Celtiberia Show
Durante varios días, mi curiosidad no paraba de golpearme en el hombro para que me detuviera a ver unos objetos en la puerta de una casa en la calle Escorxadors de Caramanchel. Libros y casetes cuidadosamente expuestos en tablones apoyados sobre unas cajas vacías de botellas que sirven de escaparate. Un expositor de recuerdos vividos de otra gente que sus herederos han cedido antes de tirarlos al contenedor. Me detengo, y al momento aparece un hombre delgado, de poca envergadura para preguntarme si deseo alguna cosa.
Precisamente estaba mirando un libro que me llamó la atención que estuviera en ese rastrillo del periodista Luis Carandell, titulado “Celtiberia Show” en el que relata los casos más pintorescos de la España de los años sesenta. Al preguntarle el precio, duda en su respuesta, lo que me permite mirando su rostro dulce y pícaro a la vez, jugar al regateo con él. Tiene una tez curtida por la que resbala la luz que regala el mismo sol que parte en dos esa calle; el resplandor, en la acera de la fuente pública, y la sombra, en la de este tenderete.
No sé que me impulsó a profundizar en este personaje. Tal vez sentí una especie de emoción por su forma de posicionarse ante la lucha; de defenderse. Se notaba que este hombre había aprendido a estar en el mundo, superando naufragios e infortunios a la luz de hogueras al aire libre. Por eso mismo aparece dócil y servicial durante la conversación, aunque su mirada gitana no esconde su raza. Así me entero que nació en Algemesí en 1947, y que con siete años, vivía debajo del puente de San Jorge, y que después se tuvo que ir a la Cuesta Las Flores.
La dictadura rodeó a los gitanos de un cordón sanitario que les impedía desenvolverse: -Franco no nos quería-. En medio de esa lucha por la supervivencia se le presentó la enfermedad, una pancreatitis que el cuerpo le ha hecho pagar de forma desleal por los veinte años que estuvo enganchado a la droga, y le obligó a dejar la venta ambulante poco antes de la pandemia. Ahora, a sus setenta y cuatro años, asciende hasta el trampolín más alto huyendo de su pasado y se prepara para dar un salto, tal vez el último, dentro de sí mismo.
Me invita a pasar al interior de esta antigua vivienda obrera que también le han cedido. Tiene varios habitáculos con todo un repertorio, de lámparas, relojes y teléfonos antiguos, muñecas, radios, discos, tebeos, sillas, ropa, figuras de plástico y porcelanas, que el cuida, asea y acaricia antes de colocarlos, y que ahora son su vida. La mentalidad comercial del “Antoñín”, como es conocido este gitano, no tiene que ver nada con la de El Corte Inglés. Como reza el cartel a la entrada, el horario para los clientes es; por la mañana de 12 a 14 y por la tarde de 5 a 7.

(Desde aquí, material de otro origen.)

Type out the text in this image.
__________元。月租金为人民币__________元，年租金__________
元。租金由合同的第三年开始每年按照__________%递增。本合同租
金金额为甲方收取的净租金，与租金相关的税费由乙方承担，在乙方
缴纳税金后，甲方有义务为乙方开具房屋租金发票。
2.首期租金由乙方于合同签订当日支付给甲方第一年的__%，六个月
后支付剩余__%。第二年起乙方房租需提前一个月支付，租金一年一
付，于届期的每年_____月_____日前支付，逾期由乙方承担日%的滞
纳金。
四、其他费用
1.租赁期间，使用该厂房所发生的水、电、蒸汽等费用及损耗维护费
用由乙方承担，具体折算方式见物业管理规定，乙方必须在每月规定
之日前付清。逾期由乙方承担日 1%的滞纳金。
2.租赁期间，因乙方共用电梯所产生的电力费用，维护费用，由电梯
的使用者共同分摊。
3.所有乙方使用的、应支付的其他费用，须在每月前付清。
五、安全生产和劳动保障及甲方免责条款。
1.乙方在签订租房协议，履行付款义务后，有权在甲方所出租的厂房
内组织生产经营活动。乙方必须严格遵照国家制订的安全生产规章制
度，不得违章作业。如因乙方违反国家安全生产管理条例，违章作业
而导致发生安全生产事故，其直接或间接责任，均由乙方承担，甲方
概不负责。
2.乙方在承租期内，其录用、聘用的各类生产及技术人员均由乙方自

Quebrado frente a esta sociedad, me confiesa con media sonrisa y gesto canalla: -Este mundo no vale una mierda y nos va a venir una… que no vamos a poder salir, ¡ya verás! Este analfabeto sabio no se siente ni inocente ni culpable de su destino, pero su espíritu, guardián de sus propios silencios aun cree en Dios, al que nombra con una mirada húmeda y entregada. Uds. no deberían perderse este interesante rastrillo. De lo que estoy seguro, es que, si viviese el autor de “Celtiberia Show” también se hubiese parado a ver la tienda del “Antoñín”.